McKownville Improvement Association
- The Great Western Turnpike, and McKownville



The Great Western Turnpike was the ancestor of US Route 20, now Western Avenue in McKownville and the adjacent City of Albany. William (Billy) McKown's canny anticipation of the building of this road to Cherry Valley, most likely based on insider information, is the origin of McKownville. He sold the right-of-way through his land to the Turnpike Company for 6 cents, with the restriction that the road must be built on the surveyed line. McKown's large hostelry and tavern was constructed right next to this line, ready for the opening in 1800 of this eastern section of the Turnpike. This establishment provided refreshment and accommodation to travellers, and their horses, and to droves of cattle and other livestock, for which McKown built extensive stockades and barns near the hotel on both sides of the road, and a water system using pine log pipes. A newspaper article from 1928 contains a section that gives a good description of this early 19th century enterprise, and its connection to livestock markets in Boston and New York City (and reveals that the hamlet then had a different name). McKown's hostelry, like some others along the Turnpike, also served as an informal post office, and became the location of the McKownville Post Office from its formal establishment in 1862 until it was closed in 1905.
tollgate 2 Gt
      Western Turnpike
Tollgate No. 2 on the Turnpike, 1890's; its location was in present-day Westmere
(image from Guilderland Historical Society files)

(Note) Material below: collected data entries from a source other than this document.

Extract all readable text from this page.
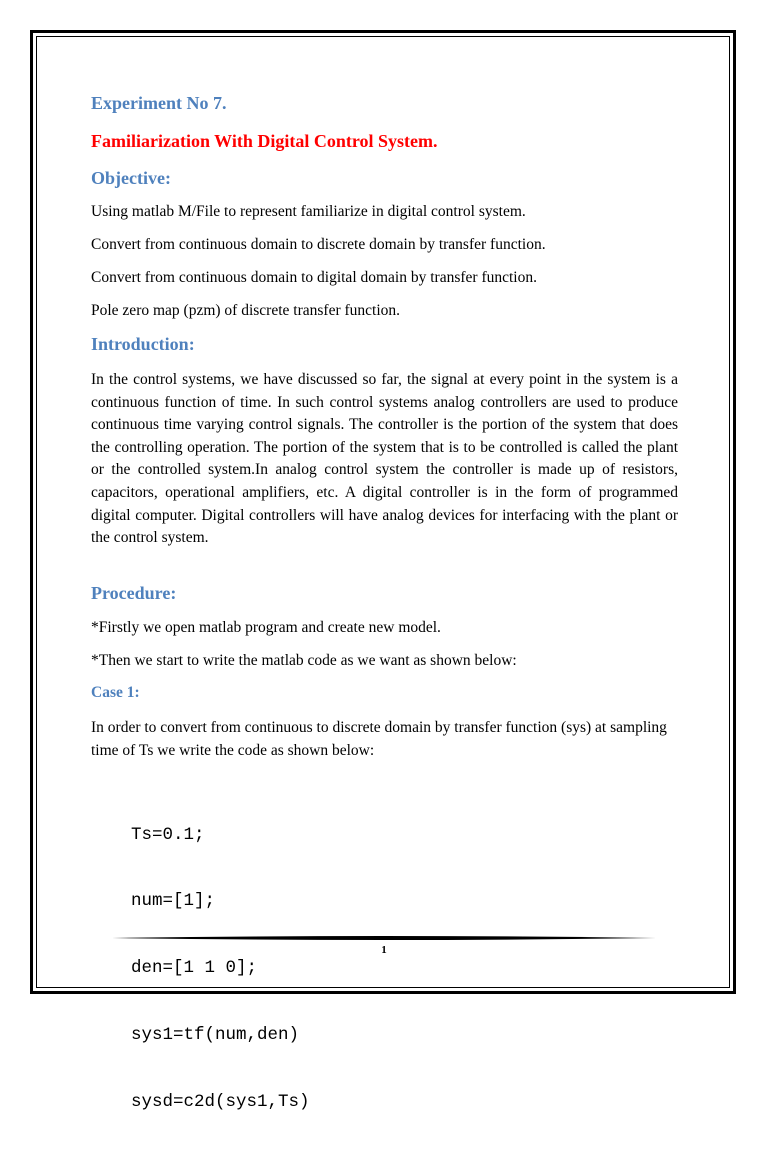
Experiment No 7.
Familiarization With Digital Control System.
Objective:
Using matlab M/File to represent familiarize in digital control system.
Convert from continuous domain to discrete domain by transfer function.
Convert from continuous domain to digital domain by transfer function.
Pole zero map (pzm) of discrete transfer function.
Introduction:
In the control systems, we have discussed so far, the signal at every point in the system is a continuous function of time. In such control systems analog controllers are used to produce continuous time varying control signals. The controller is the portion of the system that does the controlling operation. The portion of the system that is to be controlled is called the plant or the controlled system.In analog control system the controller is made up of resistors, capacitors, operational amplifiers, etc. A digital controller is in the form of programmed digital computer. Digital controllers will have analog devices for interfacing with the plant or the control system.
Procedure:
*Firstly we open matlab program and create new model.
*Then we start to write the matlab code as we want as shown below:
Case 1:
In order to convert from continuous to discrete domain by transfer function (sys) at sampling time of Ts we write the code as shown below:

Ts=0.1;

num=[1];

den=[1 1 0];

sys1=tf(num,den)

sysd=c2d(sys1,Ts)

1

This road was a privately funded, shareholding venture, with tolls charged at numerous gates along the way. After the Erie Canal opened in 1826, and even more after the railroads started to grow, after about 1840, the turnpike failed to compete with them for long-distance transport of people and farm products. It may never have been particularly profitable, even before the competition arose. In 1849 the section between the start of Western Avenue in the City of Albany and the hamlet of Guilderland 8 miles west, passing through McKownville (1851 map), was improved with new investment by turning the south half into a plank road, and the renaming of it to the Great Western Plank Road. As it in turn became an unprofitable business, maintenance was inadequate and eventually abandoned. Travelling on the road in the later 19th century was an unenjoyable experience. Local government took over the road in 1906, and some maintenance was then provided. It became part of the national road network as US Route 20 in 1925.

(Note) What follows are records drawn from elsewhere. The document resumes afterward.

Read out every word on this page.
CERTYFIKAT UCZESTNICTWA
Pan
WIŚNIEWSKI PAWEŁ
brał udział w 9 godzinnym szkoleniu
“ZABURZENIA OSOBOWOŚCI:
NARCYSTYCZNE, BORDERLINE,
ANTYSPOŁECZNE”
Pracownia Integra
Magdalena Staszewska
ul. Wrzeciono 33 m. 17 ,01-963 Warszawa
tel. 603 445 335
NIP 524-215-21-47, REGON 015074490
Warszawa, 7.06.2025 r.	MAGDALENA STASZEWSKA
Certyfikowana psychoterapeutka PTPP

A local newspaper (that titled itself "The Turnpike Record") published in 1956 a summary of the history of the Turnpike and Plank Road written by W.H Mohr, and an extended series of articles by A.H. Gregg [text transcript pdf; scan images pdf] on the history of the Great Western Turnpike was published in 1957.  Gregg included two of Henry Schoolcraft's tales of the wolves that could still occasionally be encountered in the earliest 1800's when travelling through the pine forest on the road west of McKown's hotel. The map of 1854 below shows "Wolf Hills" about half a mile south of the Turnpike along what is now Johnston Road.

Tollgate No 1, Great Western Turnpike
Tollgate No. 1 on the Turnpike; view to the west of the rutted snow on the Western Turnpike, 1890's
(original image source not identified; posted in www.flickr.com/photos/albanygroup/)

The Turnpike has another link to McKownville; the last toll collector for Gate No. 1 was a local resident, William J. Knowles (1833-1912). Tollgate No. 1 was first situated near McKownville (at the location of the present Homestead Avenue intersection), but was replaced in 1849 by the one shown in this photo, located at Winthrop Avenue, west of the intersection of Madison and Western Avenues in Albany.

William Knowles lived on a farm that he sold to the Albany Country Club in 1894, and then moved in 1895 to a house still standing at the eastern corner of Knowles Terrace, 1261 Western Avenue. There's a photo of him and his family at that house taken in 1898. He might have been the first commuter living in McKownville, 2 miles walking or by horse each way to and from this tollgate.




His son, also William J. Knowles (1894-1948), purchased McKown Grove in 1926 and ran that business until his death in 1948, struck by a car on Western Avenue (clip from Altamont Enterprise 26 November 1948) .
clip
      from Altamont Enterprise 1948-11-26
clip from
      Altamont Enterprise 1914-08-14He had an earlier involuntary encounter with a car on Western Avenue in 1914, riding a motorcycle at the age of 19, getting a broken leg from that incident (clip from McKownville news in the Altamont Enterprise 14 Aug 1914).





Altamont
      Enterprise clip 1895-04-05
Not that the Great Western Turnpike before the coming of cars was a safe place, either; this clip from the Altamont Enterprise of 5 April 1895 records a lucky escape for William Witbeck's second son Arthur, age 8, walking the few hundred yards from the schoolhouse to McKown's Hotel, which his father had been leasing since 1884.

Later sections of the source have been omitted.